At The Movies: Extremely Loud and Incredibly Close

Extremely Loud and Incredibly Close, one of the few films dealing with the aftereffects of 9/11, has become controversial because some influential film critics, cynical to the point of absurdity, have disparaged it as “sentimental”–you know, because it has deep emotions and portrays uncomfortable things like grief.

I loved the film. It made me think, it made me feel. I laughed, I cried and fell hopelessly in love with the city of New York and its resilient, brave, quirky people. I am thrilled that the film was nominated for a Best Picture Oscar.

Like all complex films, Extremely Loud requires patience from viewers and like all fantasies it requires a suspension of disbelief. Think of it as a journey through the stages of grief, starting with rage and denial–and ending up, after a lot of heartbreak–in the peace of acceptance.

Oskar Schell (Thomas Horn) is a 9-year old boy genius who lives in a high-rent apartment in Manhattan. He is loved by his parents and his grandmother (Zoe Caldwell), who lives across the alleyway–but everyone else wishes he would disappear. Suffering from Asperger’s syndrome, Oskar is obsessively intelligent about things, but clueless about people and the social graces a society requires. He’s rude, abusive, insulting, foul-mouthed, arrogant and humorless–and that’s just on a good day. One of his regular objects of scorn is the desk attendant (John Goodman) in the apartment building lobby.

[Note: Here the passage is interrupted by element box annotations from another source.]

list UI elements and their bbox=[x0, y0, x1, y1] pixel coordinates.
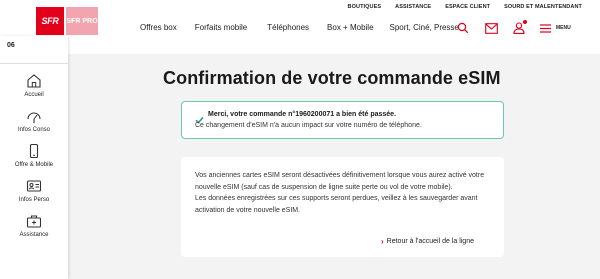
back-link-label: Retour à l'accueil de la ligne bbox=[386, 238, 474, 245]
site-header: SFR SFR PRO BOUTIQUES ASSISTANCE ESPACE … bbox=[0, 0, 600, 54]
sidebar-item-assistance[interactable]: Assistance bbox=[0, 212, 68, 238]
main-nav: Offres box Forfaits mobile Téléphones Bo… bbox=[140, 23, 459, 32]
top-link-boutiques[interactable]: BOUTIQUES bbox=[348, 4, 382, 10]
nav-forfaits-mobile[interactable]: Forfaits mobile bbox=[195, 23, 247, 32]
mail-icon[interactable] bbox=[483, 20, 499, 36]
top-link-espace-client[interactable]: ESPACE CLIENT bbox=[445, 4, 490, 10]
sidebar-item-label: Infos Conso bbox=[17, 127, 51, 133]
notification-dot bbox=[523, 20, 527, 24]
home-icon bbox=[25, 72, 43, 90]
gauge-icon bbox=[25, 107, 43, 125]
nav-sport-cine-presse[interactable]: Sport, Ciné, Presse bbox=[390, 23, 459, 32]
search-icon[interactable] bbox=[455, 20, 471, 36]
sidebar-item-label: Accueil bbox=[24, 92, 44, 98]
menu-label[interactable]: MENU bbox=[556, 25, 571, 31]
sidebar: 06 Accueil Infos Conso Offre & Mobile In… bbox=[0, 36, 68, 279]
menu-icon[interactable] bbox=[537, 20, 553, 36]
sfr-logo[interactable]: SFR bbox=[36, 7, 64, 35]
sidebar-item-infos-perso[interactable]: Infos Perso bbox=[0, 177, 68, 203]
line-number[interactable]: 06 bbox=[7, 42, 15, 49]
info-text: Vos anciennes cartes eSIM seront désacti… bbox=[195, 170, 495, 216]
phone-icon bbox=[25, 142, 43, 160]
top-link-sourd-malentendant[interactable]: SOURD ET MALENTENDANT bbox=[504, 4, 582, 10]
success-subtitle: Ce changement d'eSIM n'a aucun impact su… bbox=[195, 122, 422, 129]
sidebar-item-label: Offre & Mobile bbox=[14, 162, 54, 168]
top-link-assistance[interactable]: ASSISTANCE bbox=[395, 4, 431, 10]
info-paragraph-1: Vos anciennes cartes eSIM seront désacti… bbox=[195, 172, 485, 191]
user-icon[interactable] bbox=[511, 20, 527, 36]
nav-offres-box[interactable]: Offres box bbox=[140, 23, 177, 32]
toolbox-icon bbox=[25, 212, 43, 230]
nav-box-mobile[interactable]: Box + Mobile bbox=[327, 23, 373, 32]
sidebar-item-label: Assistance bbox=[19, 232, 49, 238]
id-card-icon bbox=[25, 177, 43, 195]
top-links: BOUTIQUES ASSISTANCE ESPACE CLIENT SOURD… bbox=[348, 4, 582, 10]
chevron-right-icon: › bbox=[380, 237, 384, 246]
sidebar-item-offre-mobile[interactable]: Offre & Mobile bbox=[0, 142, 68, 168]
sidebar-item-accueil[interactable]: Accueil bbox=[0, 72, 68, 98]
sidebar-divider bbox=[0, 63, 68, 64]
sidebar-item-infos-conso[interactable]: Infos Conso bbox=[0, 107, 68, 133]
info-paragraph-2: Les données enregistrées sur ces support… bbox=[195, 195, 478, 214]
sfr-pro-logo[interactable]: SFR PRO bbox=[66, 7, 98, 35]
sidebar-item-label: Infos Perso bbox=[18, 197, 50, 203]
nav-telephones[interactable]: Téléphones bbox=[267, 23, 309, 32]
back-to-home-link[interactable]: › Retour à l'accueil de la ligne bbox=[381, 237, 474, 246]
success-message: Merci, votre commande n°1960200071 a bie… bbox=[181, 101, 504, 139]
page-title: Confirmation de votre commande eSIM bbox=[163, 68, 501, 88]
success-title: Merci, votre commande n°1960200071 a bie… bbox=[208, 111, 397, 118]
header-icons: MENU bbox=[455, 20, 571, 36]
info-card: Vos anciennes cartes eSIM seront désacti… bbox=[181, 157, 504, 257]
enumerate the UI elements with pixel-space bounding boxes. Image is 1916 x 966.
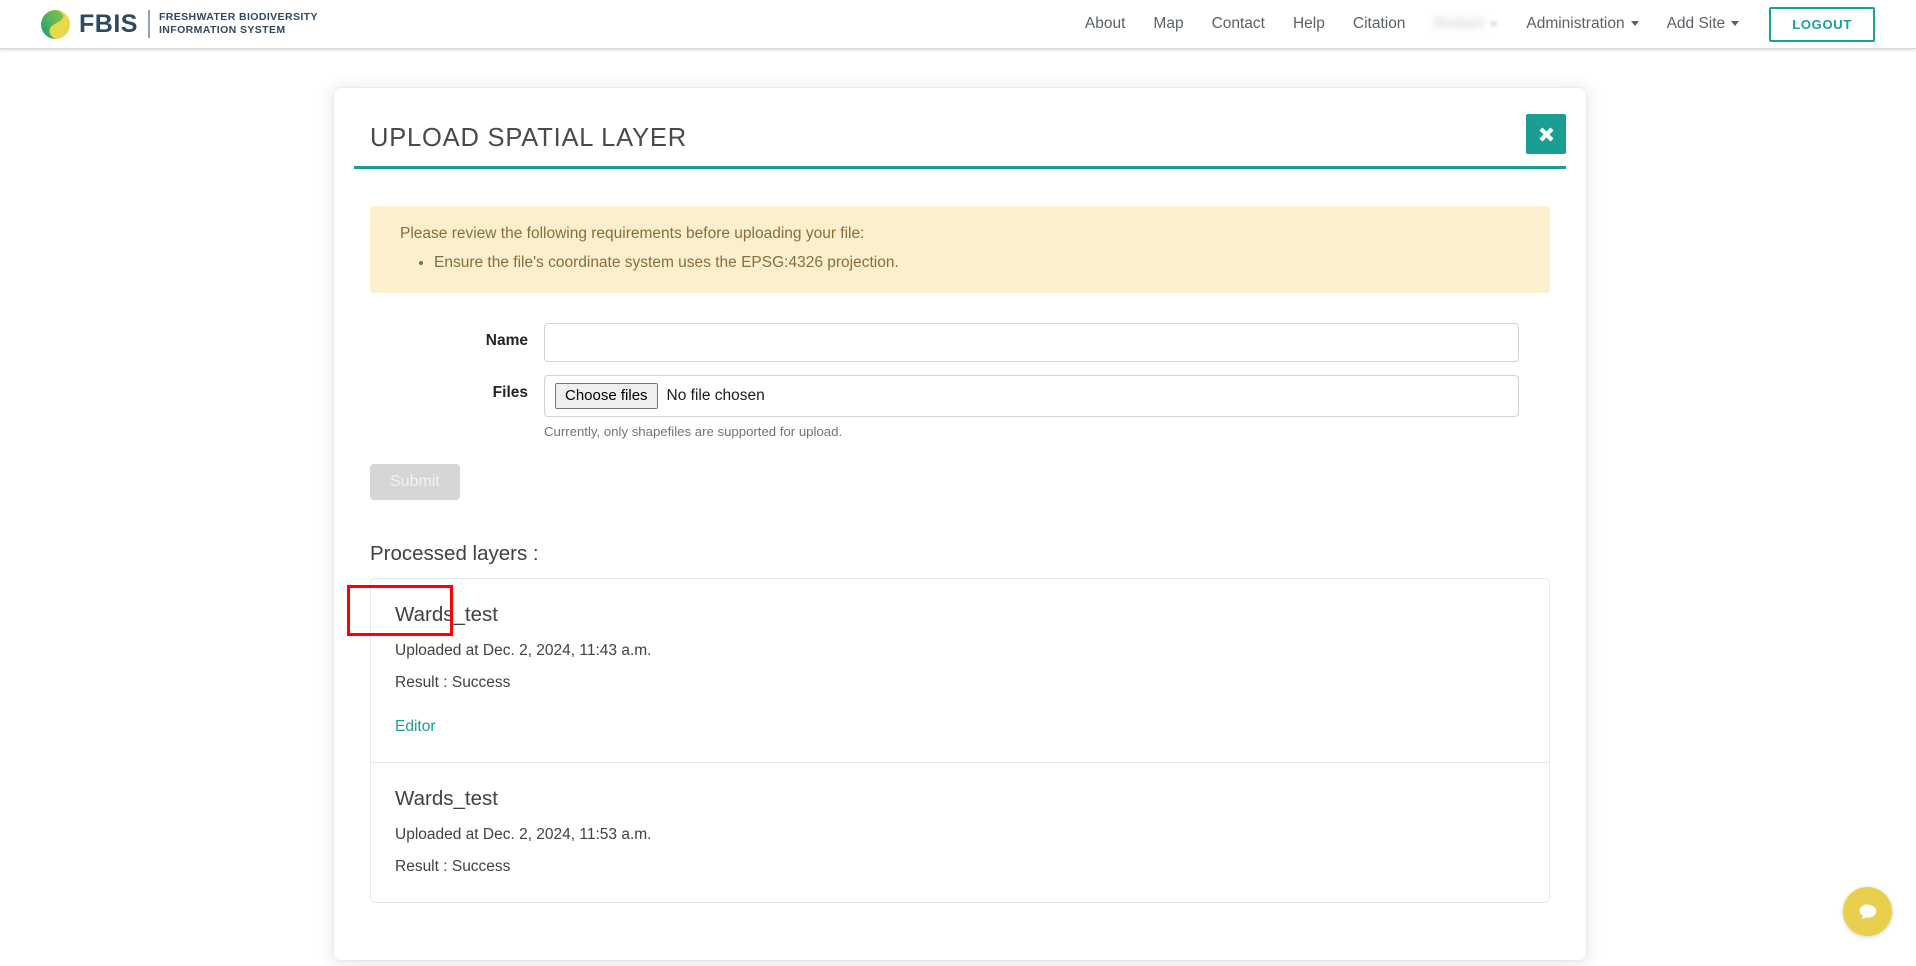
nav-link-citation[interactable]: Citation: [1353, 9, 1406, 39]
submit-button[interactable]: Submit: [370, 464, 460, 501]
modal-header: UPLOAD SPATIAL LAYER: [354, 88, 1566, 169]
nav-user-menu[interactable]: Redact: [1433, 15, 1499, 33]
layer-result: Result : Success: [395, 858, 511, 876]
files-label: Files: [492, 384, 528, 402]
files-field-wrap: Choose files No file chosen Currently, o…: [544, 375, 1519, 439]
list-item: Wards_test Uploaded at Dec. 2, 2024, 11:…: [347, 579, 1549, 764]
logout-button[interactable]: LOGOUT: [1769, 6, 1875, 42]
files-help-text: Currently, only shapefiles are supported…: [544, 424, 843, 440]
fbis-logo-icon: [41, 9, 70, 39]
name-input[interactable]: [544, 323, 1519, 363]
chevron-down-icon: [1630, 21, 1639, 27]
alert-title: Please review the following requirements…: [400, 224, 865, 242]
chat-bubble-icon: [1859, 903, 1876, 919]
layer-uploaded-at: Uploaded at Dec. 2, 2024, 11:53 a.m.: [395, 826, 652, 844]
nav-link-about[interactable]: About: [1085, 9, 1126, 39]
modal-body: Please review the following requirements…: [334, 205, 1586, 904]
close-button[interactable]: [1526, 114, 1566, 154]
editor-link-wrap: Editor: [347, 585, 453, 736]
layer-name: Wards_test: [395, 787, 498, 811]
top-navbar: FBIS FRESHWATER BIODIVERSITY INFORMATION…: [0, 0, 1916, 49]
brand-divider: [147, 10, 150, 38]
page-title: UPLOAD SPATIAL LAYER: [370, 124, 687, 152]
alert-requirements-list: Ensure the file's coordinate system uses…: [400, 251, 1528, 274]
layer-result: Result : Success: [395, 674, 511, 692]
brand-subtitle-line1: FRESHWATER BIODIVERSITY: [158, 10, 318, 23]
chevron-down-icon: [1490, 21, 1499, 27]
name-label: Name: [485, 332, 528, 350]
form-row-files: Files Choose files No file chosen Curren…: [370, 375, 1550, 439]
nav-link-help[interactable]: Help: [1293, 9, 1325, 39]
processed-layers-heading: Processed layers :: [370, 542, 539, 566]
page-content: UPLOAD SPATIAL LAYER Please review the f…: [0, 49, 1916, 966]
file-chosen-status: No file chosen: [666, 387, 765, 405]
brand-logo-link[interactable]: FBIS FRESHWATER BIODIVERSITY INFORMATION…: [41, 9, 318, 39]
choose-files-button[interactable]: Choose files: [555, 383, 658, 410]
nav-dropdown-administration-label: Administration: [1526, 15, 1625, 32]
chat-widget-button[interactable]: [1843, 887, 1892, 936]
upload-spatial-layer-modal: UPLOAD SPATIAL LAYER Please review the f…: [334, 88, 1586, 960]
brand-subtitle-line2: INFORMATION SYSTEM: [158, 24, 286, 36]
name-field-wrap: [544, 323, 1519, 363]
chevron-down-icon: [1731, 21, 1740, 27]
form-row-name: Name: [370, 323, 1550, 363]
nav-link-map[interactable]: Map: [1153, 9, 1183, 39]
nav-link-contact[interactable]: Contact: [1212, 9, 1265, 39]
brand-name: FBIS: [79, 9, 138, 38]
brand-subtitle: FRESHWATER BIODIVERSITY INFORMATION SYST…: [159, 11, 318, 38]
editor-link[interactable]: Editor: [395, 718, 436, 735]
layer-name: Wards_test: [395, 603, 498, 627]
nav-dropdown-administration[interactable]: Administration: [1526, 9, 1639, 39]
nav-right-group: About Map Contact Help Citation Redact A…: [1085, 6, 1875, 42]
file-input[interactable]: Choose files No file chosen: [544, 375, 1519, 418]
nav-dropdown-add-site[interactable]: Add Site: [1667, 9, 1740, 39]
requirements-alert: Please review the following requirements…: [370, 205, 1550, 294]
processed-layers-list: Wards_test Uploaded at Dec. 2, 2024, 11:…: [347, 578, 1550, 904]
nav-user-name: Redact: [1433, 15, 1485, 32]
close-icon: [1539, 127, 1553, 141]
list-item: Ensure the file's coordinate system uses…: [434, 251, 1528, 274]
nav-dropdown-add-site-label: Add Site: [1666, 15, 1726, 32]
brand-text: FBIS FRESHWATER BIODIVERSITY INFORMATION…: [79, 10, 318, 38]
upload-form: Name Files Choose files No file chosen C…: [370, 323, 1550, 501]
submit-row: Submit: [370, 464, 1550, 501]
list-item: Wards_test Uploaded at Dec. 2, 2024, 11:…: [371, 763, 1549, 902]
layer-uploaded-at: Uploaded at Dec. 2, 2024, 11:43 a.m.: [395, 642, 652, 660]
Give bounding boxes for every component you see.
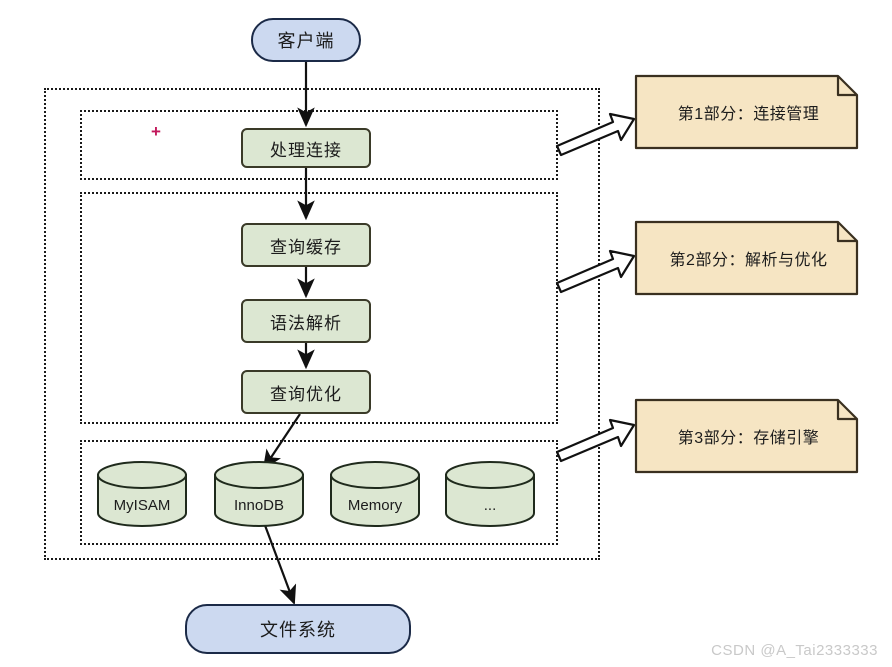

Oskar is terrified of everything–objects with wings like birds and airplanes, lines in a sidewalk, bridges, trains, crying babies, people with bad teeth–the list is endless. It would be funny if it weren’t so sad. Because the sound of a jingling tambourine calms him, Oskar takes one everywhere and shakes it all the time.

Dad, charismatically played by Tom Hanks in a few early scenes, is dedicated to helping Oskar gain the skills he needs to live in the world. He creates exciting “Reconnaissance Expeditions,” where Oskar must solve complicated treasure hunts that satisfy his intellectual curiosity and force him to talk to people to get his clues. Together they devour maps and arcane facts about the city’s history and keep illustrated logs of their adventures. Sandra Bullock, in a tough, touching portrayal, is Mom, loving her son but knowing she is second best since he is so fixated on his father.

For Oskar, everything has to make sense. All the details of life must be logical. Anything that is illogical has to be fixed. So when his father is killed in the collapse of the World Trade Center on 9/11, Oskar must make sense of that impossible tragedy. When he finds a key in his father’s closet, he becomes convinced it is a clue in a reconnaissance expedition his father was planning but didn’t have the chance to start. Oskar believes that if he finds the lock, his father will come back to him.

The key was in an envelope with the name “Black” written on it. So Oskar sets out to find every person in New York city with the last name of Black–hundreds of people. To say it’s an impossible task is to put it mildly, but then nobody’s as committed to his goals as Oskar is. He researches each of the people named Black, travels to their houses, bangs on their doors, shows them the key and pushes himself to look at them and ask if they know what lock it goes into. Touched by his story, the people named Black insist on sharing their stories with him. For three years Oskar searches.

Meanwhile an enigmatic old man has come to live in a room in his grandmother’s apartment. The man (Max von Sydow) whom Oskar calls “The Renter,” was so traumatized by what happened to him in Dresden in World War II, that he refused to speak and communicates now only by writing notes. In halting steps, Oskar and The Renter help one another face their demons. .

I can’t possibly reveal the ending. Let’s just say it’s not logical and it makes perfect sense.

Stephen Daldry, who directed one of the best films in recent years, The Reader, gives Extremely Loud a patina of historical importance that takes the 9/11 tragedy beyond the confines of the city, or the country. Oskar is all children who refuse to accept death. His mother is all women who grieve. The Renter is the silent witness to the horrors that human beings can deliver to one another, whether it be in bomb-destroyed Dresden or the plane-destroyed World Trade Center towers. And the people of New York–ah, those fascinating characters — they are the people everywhere who pick themselves up after calamities, dust off the debris from those who have fallen around them, and hug the survivors.